I think to non-scientists, or at least people who don't work with log scales, the use of linear scales makes the graph easier to understand. While I wouldn't expect to see this in Nature, this article reads like it is intended for a general audience.
Easier to misunderstand, yes. If the motivation is to simplify, they should plot 2 graphs, with a second graph being log plot or a zoom on the low scale part to show its not linear
A linear scale for that graph is completely appropriate: it’s showing how one data series has flattened out and the other continues to grow at an increasing rate.

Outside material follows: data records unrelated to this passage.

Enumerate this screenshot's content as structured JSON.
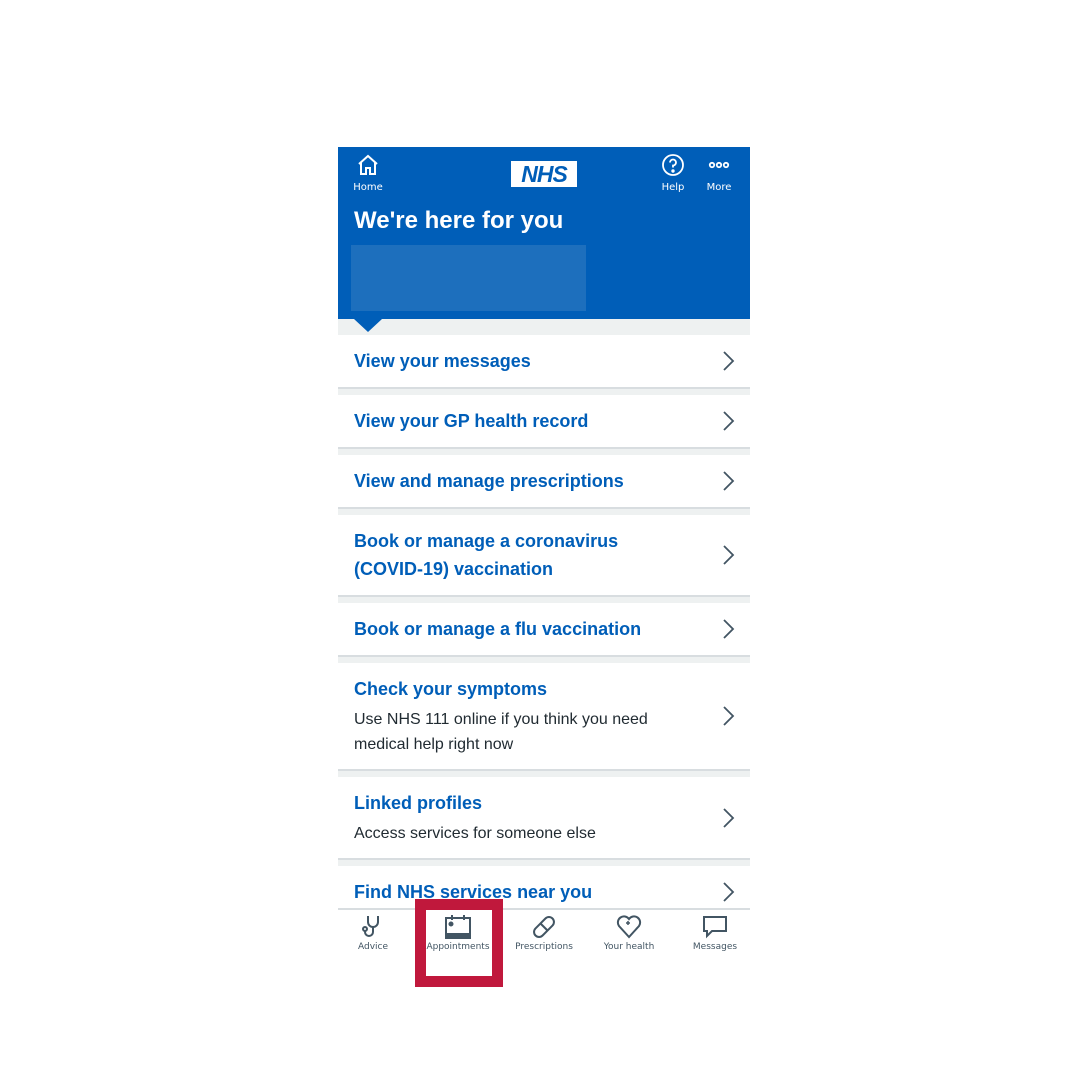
{
  "header": {
    "home_label": "Home",
    "logo_text": "NHS",
    "help_label": "Help",
    "more_label": "More",
    "title": "We're here for you",
    "brand_color": "#005eb8"
  },
  "menu": [
    {
      "title": "View your messages",
      "description": ""
    },
    {
      "title": "View your GP health record",
      "description": ""
    },
    {
      "title": "View and manage prescriptions",
      "description": ""
    },
    {
      "title": "Book or manage a coronavirus (COVID-19) vaccination",
      "description": ""
    },
    {
      "title": "Book or manage a flu vaccination",
      "description": ""
    },
    {
      "title": "Check your symptoms",
      "description": "Use NHS 111 online if you think you need medical help right now"
    },
    {
      "title": "Linked profiles",
      "description": "Access services for someone else"
    },
    {
      "title": "Find NHS services near you",
      "description": ""
    }
  ],
  "bottom_nav": [
    {
      "label": "Advice",
      "icon": "stethoscope-icon"
    },
    {
      "label": "Appointments",
      "icon": "calendar-icon",
      "highlighted": true
    },
    {
      "label": "Prescriptions",
      "icon": "pill-icon"
    },
    {
      "label": "Your health",
      "icon": "heart-plus-icon"
    },
    {
      "label": "Messages",
      "icon": "speech-bubble-icon"
    }
  ],
  "highlight_color": "#c0183c"
}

I would also argue that since one of those data series is clearly not exponential (it’s more of a sideways S-shape) it would be harder to interpret what that series actually looked like on a log scale.
If you choose to plot things on a logarithmic scale, you open a whole can of worms with expecting your target audience to be educated numerically and understand the implications of a line on a log-scale (which looks far less dire than an exponential on a linear scale).
Because you need to get the attention of (1) the man in the street, and (2) politicians. And if the politicians aren't taking notice, they will get a quick wake-up call from their electorate.
Australian news outlet uses a log plot. It certainly has a benefit, as you can clearly compare different countries. Is your growth rate more like Italy's, or more like Japan's? We, in Australia, certainly need to do better.
If you understand exponentials log plots are the way to go. But most people need a lesson in what they mean before nature gives them a catastrophic one.